REVIEW: Head On (Lock In, #2) by John Scalzi
Dear John Scalzi:
John Scalzi returns with Head On, the standalone follow-up to the New York Times bestselling and critically acclaimed Lock In. Chilling near-future SF with the thrills of a gritty cop procedural, Head On brings Scalzi’s trademark snappy dialogue and technological speculation to the future world of sports.
Hilketa is a frenetic and violent pastime where players attack each other with swords and hammers. The main goal of the game: obtain your opponent’s head and carry it through the goalposts. With flesh and bone bodies, a sport like this would be impossible. But all the players are “threeps,” robot-like bodies controlled by people with Haden’s Syndrome, so anything goes. No one gets hurt, but the brutality is real and the crowds love it.
Until a star athlete drops dead on the playing field.
Is it an accident or murder? FBI agents and Haden-related crime investigators, Chris Shane and Leslie Vann, are called in to uncover the truth?and in doing so travel to the darker side of the fast-growing sport of Hilketa, where fortunes are made or lost, and where players and owners do whatever it takes to win, on and off the field.
Dear John Scalzi,
I reviewed the first book in this series “Lock in” here at DA. I had no idea that you were planning to write a sequel, but I was eager to read more about Chris and Leslie’s adventures. I was even more excited when I read that the book would be set in a competitive sports setting – I love those. First and foremost, readers I have to warn you – don’t expect a lot of actual games described on page. Oh, there was a long description of the game in which Duane Chapman died, but that was pretty much it. It’s not a criticism, the story was definitely set in the Hilketa sporting world, but we don’t see much of the actual games, a little bit here and there but, overall, not much at all. I just don’t want readers to develop the expectations I did after reading the blurb.
I’m also not sure if I agree with the blurb characterizing this book as a *stand-alone* follow up to “Lock In”. Yes, the murder investigation definitely stands alone and I suppose the author recaps the world building sufficiently as to not confuse the reader, but I would still recommend reading “Lock in” first to fully understand the world in which this story takes place.

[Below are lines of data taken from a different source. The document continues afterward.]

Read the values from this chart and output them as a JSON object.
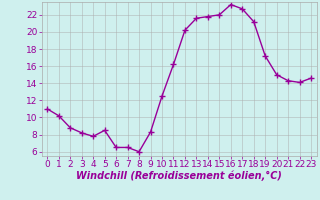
{
  "x": [
    0,
    1,
    2,
    3,
    4,
    5,
    6,
    7,
    8,
    9,
    10,
    11,
    12,
    13,
    14,
    15,
    16,
    17,
    18,
    19,
    20,
    21,
    22,
    23
  ],
  "y": [
    11.0,
    10.2,
    8.8,
    8.2,
    7.8,
    8.5,
    6.5,
    6.5,
    6.0,
    8.3,
    12.5,
    16.2,
    20.2,
    21.6,
    21.8,
    22.0,
    23.2,
    22.7,
    21.2,
    17.2,
    15.0,
    14.3,
    14.1,
    14.6
  ],
  "line_color": "#990099",
  "marker": "+",
  "marker_size": 4,
  "bg_color": "#cff0ee",
  "grid_color": "#aaaaaa",
  "xlabel": "Windchill (Refroidissement éolien,°C)",
  "xlim": [
    -0.5,
    23.5
  ],
  "ylim": [
    5.5,
    23.5
  ],
  "yticks": [
    6,
    8,
    10,
    12,
    14,
    16,
    18,
    20,
    22
  ],
  "xticks": [
    0,
    1,
    2,
    3,
    4,
    5,
    6,
    7,
    8,
    9,
    10,
    11,
    12,
    13,
    14,
    15,
    16,
    17,
    18,
    19,
    20,
    21,
    22,
    23
  ],
  "tick_color": "#990099",
  "label_color": "#990099",
  "font_size": 6.5,
  "xlabel_font_size": 7,
  "line_width": 1.0,
  "marker_edge_width": 1.0
}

Note that I will be using “she/her” pronoun in relation to Chris even though her gender is not mentioned in the first book. I believe that when I was reviewing “Lock In” I read somewhere that the author did it deliberately and Chris was meant to be a woman. I can’t be one-hundred percent sure Chris was meant to be a woman but, even if her gender meant to be ambiguous, I think it’s fair game to imagine her or any character any way the reader wants. I am used to thinking about her as a woman by now.
We catch up with Chris when she is running late to watch the game with her parents because the Hilketa league really wants her father to invest in league’s upcoming Washington DC franchise.

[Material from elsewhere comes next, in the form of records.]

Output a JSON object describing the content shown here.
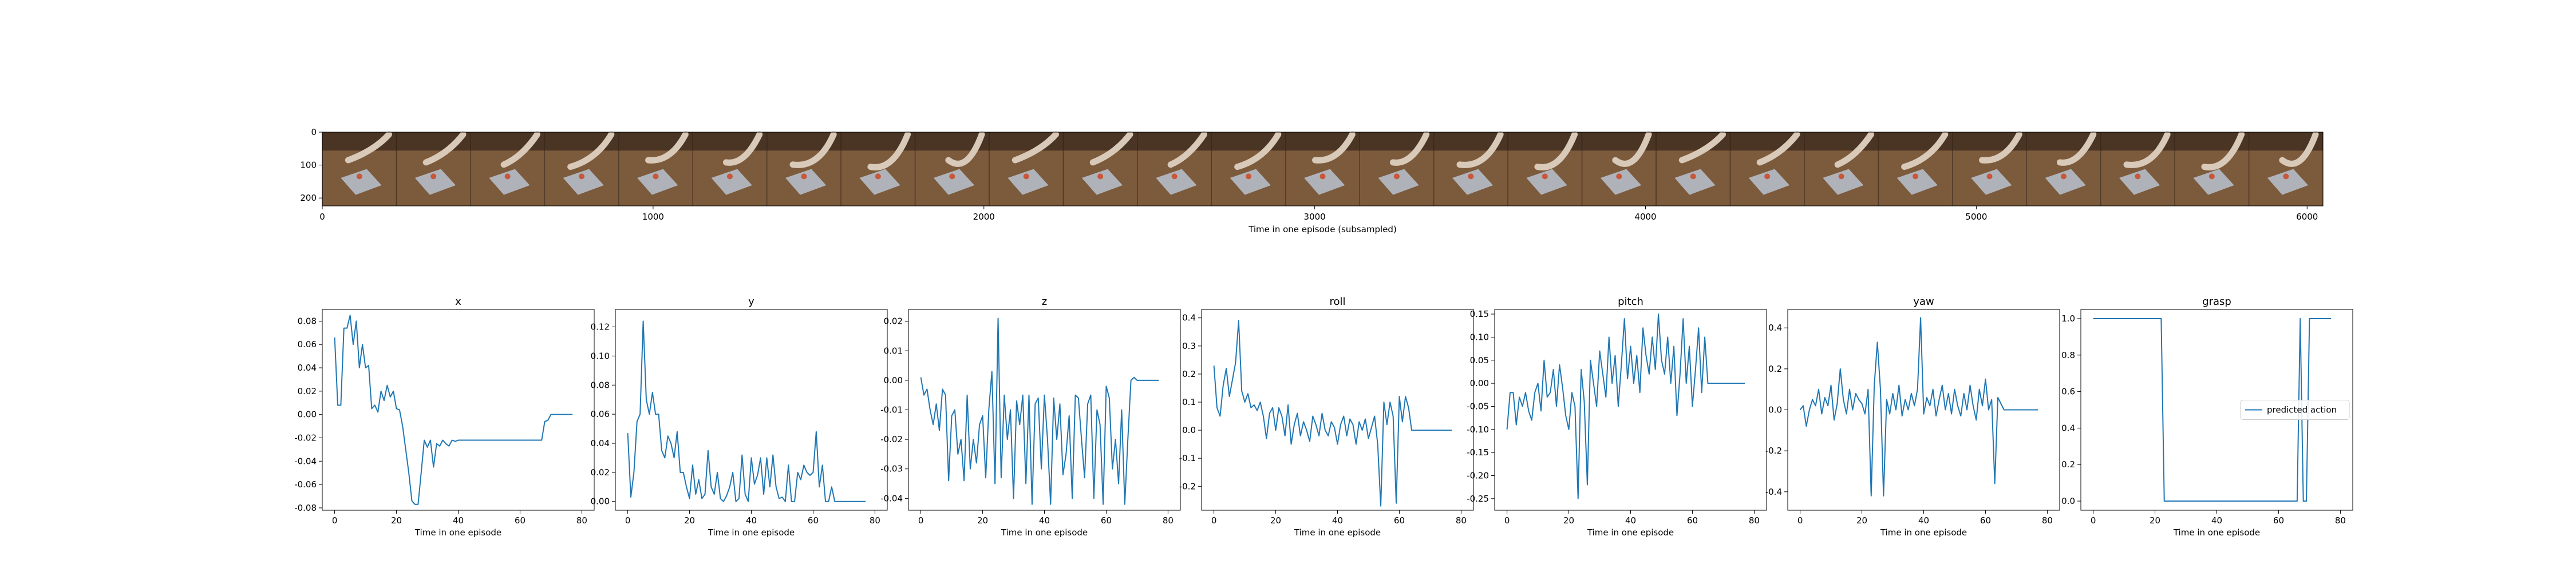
{
  "chart_data": [
    {
      "type": "image",
      "xlabel": "Time in one episode (subsampled)",
      "xlim": [
        0,
        6048
      ],
      "ylim": [
        224,
        0
      ],
      "x_ticks": [
        0,
        1000,
        2000,
        3000,
        4000,
        5000,
        6000
      ],
      "y_ticks": [
        0,
        100,
        200
      ],
      "frame_count": 27,
      "colors": {
        "table": "#7c5a3c",
        "wall": "#4a3423",
        "arm": "#d8c9b8",
        "mat": "#b9c3cf"
      }
    },
    {
      "type": "line",
      "title": "x",
      "xlabel": "Time in one episode",
      "xlim": [
        -4,
        84
      ],
      "ylim": [
        -0.082,
        0.09
      ],
      "x_ticks": [
        0,
        20,
        40,
        60,
        80
      ],
      "y_ticks": [
        -0.08,
        -0.06,
        -0.04,
        -0.02,
        0.0,
        0.02,
        0.04,
        0.06,
        0.08
      ],
      "y_decimals": 2,
      "series": [
        {
          "color": "#1f77b4",
          "values": [
            0.066,
            0.008,
            0.008,
            0.074,
            0.074,
            0.085,
            0.06,
            0.08,
            0.04,
            0.06,
            0.04,
            0.042,
            0.005,
            0.008,
            0.002,
            0.02,
            0.012,
            0.025,
            0.015,
            0.02,
            0.005,
            0.004,
            -0.01,
            -0.03,
            -0.05,
            -0.074,
            -0.077,
            -0.077,
            -0.05,
            -0.022,
            -0.028,
            -0.022,
            -0.045,
            -0.025,
            -0.027,
            -0.022,
            -0.025,
            -0.027,
            -0.022,
            -0.023,
            -0.022,
            -0.022,
            -0.022,
            -0.022,
            -0.022,
            -0.022,
            -0.022,
            -0.022,
            -0.022,
            -0.022,
            -0.022,
            -0.022,
            -0.022,
            -0.022,
            -0.022,
            -0.022,
            -0.022,
            -0.022,
            -0.022,
            -0.022,
            -0.022,
            -0.022,
            -0.022,
            -0.022,
            -0.022,
            -0.022,
            -0.022,
            -0.022,
            -0.006,
            -0.005,
            0.0,
            0.0,
            0.0,
            0.0,
            0.0,
            0.0,
            0.0,
            0.0
          ]
        }
      ]
    },
    {
      "type": "line",
      "title": "y",
      "xlabel": "Time in one episode",
      "xlim": [
        -4,
        84
      ],
      "ylim": [
        -0.006,
        0.132
      ],
      "x_ticks": [
        0,
        20,
        40,
        60,
        80
      ],
      "y_ticks": [
        0.0,
        0.02,
        0.04,
        0.06,
        0.08,
        0.1,
        0.12
      ],
      "y_decimals": 2,
      "series": [
        {
          "color": "#1f77b4",
          "values": [
            0.047,
            0.003,
            0.02,
            0.055,
            0.06,
            0.124,
            0.07,
            0.06,
            0.075,
            0.06,
            0.06,
            0.035,
            0.03,
            0.045,
            0.04,
            0.03,
            0.048,
            0.02,
            0.02,
            0.01,
            0.002,
            0.025,
            0.005,
            0.015,
            0.002,
            0.005,
            0.035,
            0.01,
            0.005,
            0.02,
            0.002,
            0.0,
            0.004,
            0.01,
            0.02,
            0.0,
            0.002,
            0.032,
            0.005,
            0.0,
            0.03,
            0.012,
            0.018,
            0.03,
            0.005,
            0.03,
            0.01,
            0.032,
            0.01,
            0.002,
            0.003,
            0.0,
            0.025,
            0.0,
            0.0,
            0.02,
            0.015,
            0.025,
            0.02,
            0.018,
            0.02,
            0.048,
            0.01,
            0.025,
            0.0,
            0.0,
            0.01,
            0.0,
            0.0,
            0.0,
            0.0,
            0.0,
            0.0,
            0.0,
            0.0,
            0.0,
            0.0,
            0.0
          ]
        }
      ]
    },
    {
      "type": "line",
      "title": "z",
      "xlabel": "Time in one episode",
      "xlim": [
        -4,
        84
      ],
      "ylim": [
        -0.044,
        0.024
      ],
      "x_ticks": [
        0,
        20,
        40,
        60,
        80
      ],
      "y_ticks": [
        -0.04,
        -0.03,
        -0.02,
        -0.01,
        0.0,
        0.01,
        0.02
      ],
      "y_decimals": 2,
      "series": [
        {
          "color": "#1f77b4",
          "values": [
            0.001,
            -0.005,
            -0.003,
            -0.01,
            -0.015,
            -0.008,
            -0.017,
            -0.003,
            -0.005,
            -0.034,
            -0.012,
            -0.01,
            -0.025,
            -0.02,
            -0.034,
            -0.005,
            -0.03,
            -0.02,
            -0.028,
            -0.015,
            -0.012,
            -0.033,
            -0.01,
            0.003,
            -0.035,
            0.021,
            -0.033,
            -0.005,
            -0.02,
            -0.01,
            -0.04,
            -0.007,
            -0.015,
            -0.005,
            -0.035,
            -0.005,
            -0.042,
            -0.008,
            -0.006,
            -0.03,
            -0.005,
            -0.02,
            -0.042,
            -0.006,
            -0.02,
            -0.008,
            -0.032,
            -0.025,
            -0.012,
            -0.04,
            -0.005,
            -0.006,
            -0.02,
            -0.033,
            -0.008,
            -0.005,
            -0.04,
            -0.01,
            -0.015,
            -0.042,
            -0.002,
            -0.006,
            -0.03,
            -0.02,
            -0.035,
            -0.01,
            -0.042,
            -0.02,
            0.0,
            0.001,
            0.0,
            0.0,
            0.0,
            0.0,
            0.0,
            0.0,
            0.0,
            0.0
          ]
        }
      ]
    },
    {
      "type": "line",
      "title": "roll",
      "xlabel": "Time in one episode",
      "xlim": [
        -4,
        84
      ],
      "ylim": [
        -0.285,
        0.43
      ],
      "x_ticks": [
        0,
        20,
        40,
        60,
        80
      ],
      "y_ticks": [
        -0.2,
        -0.1,
        0.0,
        0.1,
        0.2,
        0.3,
        0.4
      ],
      "y_decimals": 1,
      "series": [
        {
          "color": "#1f77b4",
          "values": [
            0.23,
            0.08,
            0.05,
            0.16,
            0.22,
            0.12,
            0.18,
            0.24,
            0.39,
            0.14,
            0.1,
            0.13,
            0.08,
            0.09,
            0.07,
            0.1,
            0.05,
            -0.03,
            0.06,
            0.08,
            0.0,
            0.08,
            0.05,
            -0.02,
            0.09,
            -0.05,
            0.02,
            0.06,
            -0.02,
            0.03,
            0.0,
            -0.04,
            0.05,
            0.02,
            -0.02,
            0.06,
            0.0,
            -0.02,
            0.03,
            0.01,
            -0.05,
            0.02,
            0.05,
            -0.02,
            0.04,
            0.02,
            -0.05,
            0.03,
            0.0,
            0.04,
            -0.03,
            0.01,
            0.05,
            -0.05,
            -0.27,
            0.1,
            0.02,
            0.1,
            0.05,
            -0.26,
            0.12,
            0.03,
            0.12,
            0.08,
            0.0,
            0.0,
            0.0,
            0.0,
            0.0,
            0.0,
            0.0,
            0.0,
            0.0,
            0.0,
            0.0,
            0.0,
            0.0,
            0.0
          ]
        }
      ]
    },
    {
      "type": "line",
      "title": "pitch",
      "xlabel": "Time in one episode",
      "xlim": [
        -4,
        84
      ],
      "ylim": [
        -0.275,
        0.16
      ],
      "x_ticks": [
        0,
        20,
        40,
        60,
        80
      ],
      "y_ticks": [
        -0.25,
        -0.2,
        -0.15,
        -0.1,
        -0.05,
        0.0,
        0.05,
        0.1,
        0.15
      ],
      "y_decimals": 2,
      "series": [
        {
          "color": "#1f77b4",
          "values": [
            -0.1,
            -0.02,
            -0.02,
            -0.09,
            -0.03,
            -0.05,
            -0.02,
            -0.06,
            -0.08,
            -0.02,
            0.0,
            -0.06,
            0.05,
            -0.03,
            -0.02,
            0.03,
            -0.05,
            0.04,
            -0.01,
            -0.07,
            -0.1,
            -0.02,
            -0.05,
            -0.25,
            0.03,
            -0.04,
            -0.22,
            0.05,
            0.0,
            -0.05,
            0.07,
            0.02,
            -0.03,
            0.1,
            0.0,
            0.06,
            -0.05,
            0.04,
            0.14,
            0.01,
            0.08,
            0.0,
            0.06,
            -0.02,
            0.12,
            0.06,
            0.02,
            0.1,
            0.03,
            0.15,
            0.05,
            0.02,
            0.1,
            0.0,
            0.08,
            -0.07,
            0.02,
            0.14,
            0.0,
            0.08,
            -0.05,
            0.03,
            0.12,
            -0.02,
            0.1,
            0.0,
            0.0,
            0.0,
            0.0,
            0.0,
            0.0,
            0.0,
            0.0,
            0.0,
            0.0,
            0.0,
            0.0,
            0.0
          ]
        }
      ]
    },
    {
      "type": "line",
      "title": "yaw",
      "xlabel": "Time in one episode",
      "xlim": [
        -4,
        84
      ],
      "ylim": [
        -0.49,
        0.49
      ],
      "x_ticks": [
        0,
        20,
        40,
        60,
        80
      ],
      "y_ticks": [
        -0.4,
        -0.2,
        0.0,
        0.2,
        0.4
      ],
      "y_decimals": 1,
      "series": [
        {
          "color": "#1f77b4",
          "values": [
            0.0,
            0.02,
            -0.08,
            0.0,
            0.05,
            0.02,
            0.1,
            -0.02,
            0.06,
            0.02,
            0.12,
            -0.05,
            0.03,
            0.2,
            0.05,
            -0.02,
            0.1,
            0.0,
            0.08,
            0.05,
            0.03,
            -0.02,
            0.1,
            -0.42,
            0.12,
            0.33,
            0.1,
            -0.42,
            0.05,
            -0.02,
            0.08,
            0.0,
            0.12,
            -0.03,
            0.05,
            0.0,
            0.08,
            0.02,
            0.1,
            0.45,
            -0.02,
            0.06,
            0.02,
            0.1,
            -0.03,
            0.05,
            0.12,
            0.0,
            0.08,
            -0.02,
            0.1,
            0.02,
            -0.03,
            0.08,
            0.0,
            0.12,
            0.02,
            -0.05,
            0.1,
            0.02,
            0.15,
            0.0,
            0.05,
            -0.36,
            0.06,
            0.03,
            0.0,
            0.0,
            0.0,
            0.0,
            0.0,
            0.0,
            0.0,
            0.0,
            0.0,
            0.0,
            0.0,
            0.0
          ]
        }
      ]
    },
    {
      "type": "line",
      "title": "grasp",
      "xlabel": "Time in one episode",
      "xlim": [
        -4,
        84
      ],
      "ylim": [
        -0.05,
        1.05
      ],
      "x_ticks": [
        0,
        20,
        40,
        60,
        80
      ],
      "y_ticks": [
        0.0,
        0.2,
        0.4,
        0.6,
        0.8,
        1.0
      ],
      "y_decimals": 1,
      "legend": {
        "label": "predicted action",
        "position": "center-right"
      },
      "series": [
        {
          "color": "#1f77b4",
          "values": [
            1,
            1,
            1,
            1,
            1,
            1,
            1,
            1,
            1,
            1,
            1,
            1,
            1,
            1,
            1,
            1,
            1,
            1,
            1,
            1,
            1,
            1,
            1,
            0,
            0,
            0,
            0,
            0,
            0,
            0,
            0,
            0,
            0,
            0,
            0,
            0,
            0,
            0,
            0,
            0,
            0,
            0,
            0,
            0,
            0,
            0,
            0,
            0,
            0,
            0,
            0,
            0,
            0,
            0,
            0,
            0,
            0,
            0,
            0,
            0,
            0,
            0,
            0,
            0,
            0,
            0,
            0,
            1,
            0,
            0,
            1,
            1,
            1,
            1,
            1,
            1,
            1,
            1
          ]
        }
      ]
    }
  ]
}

“I ALMOST MISSED SEEING Duane Chapman die. I didn’t know it at the time. All I knew was that I was running late for the “special exhibition game experience” that I was supposed to be having along with my mother and father.”
Investment opportunity quickly turns into a suspicious accident at Duane Chapman’s death. Certain irregularities that accompanied the “accident” quickly turn it into a murder and then multiple murders. Chris was already on the scene, so she and her partner Leslie Vann assume the lead role in the investigation.

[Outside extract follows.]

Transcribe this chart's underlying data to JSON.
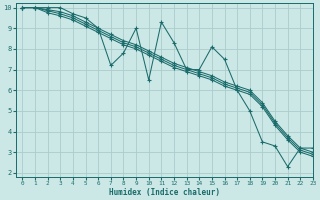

The murder investigation in this story was a very entertaining and fast-moving affair. For me it was a little harder to guess the villain than in “Lock in”, but not terribly difficult. Perhaps the author didn’t want to write a complex mystery, maybe the social commentary behind the suspenseful investigation was the main point of the book. Chris and Leslie once again investigate the world of big business that caters to Haden customers and how that big business adapts after passage of the “Abrams Catering” bill, which cut a lot of medical and other services for people with Haden Syndrome.
I really liked Chris’ voice – just as snappy and funny as it was in the first book. There is also a cat in this book that gets thrown right in the middle of action.
“Then Donut the cat came out of the twins’ room and meowed down the stairs, as if to say, What the actual fuck, humans? The tank threep lashed out, knocking me and Tayla off balance, and lurched up the stairs toward Donut. Donut took one look at the rampaging tank and bolted, running in the direction of my room at the far end of the upstairs. I righted myself and took off up the stairs after the tank, grabbing at its legs.”
As much as I liked Chris’ voice and enjoyed her and her partner not mincing words, I was more than a little disappointed because I didn’t feel either of them got any character development in comparison to the first book. Chris is the POV character, we are in her head all the time; I expected some character growth and, besides her getting more comfortable in her job, I honestly didn’t think (I got much) Scalzi delivered.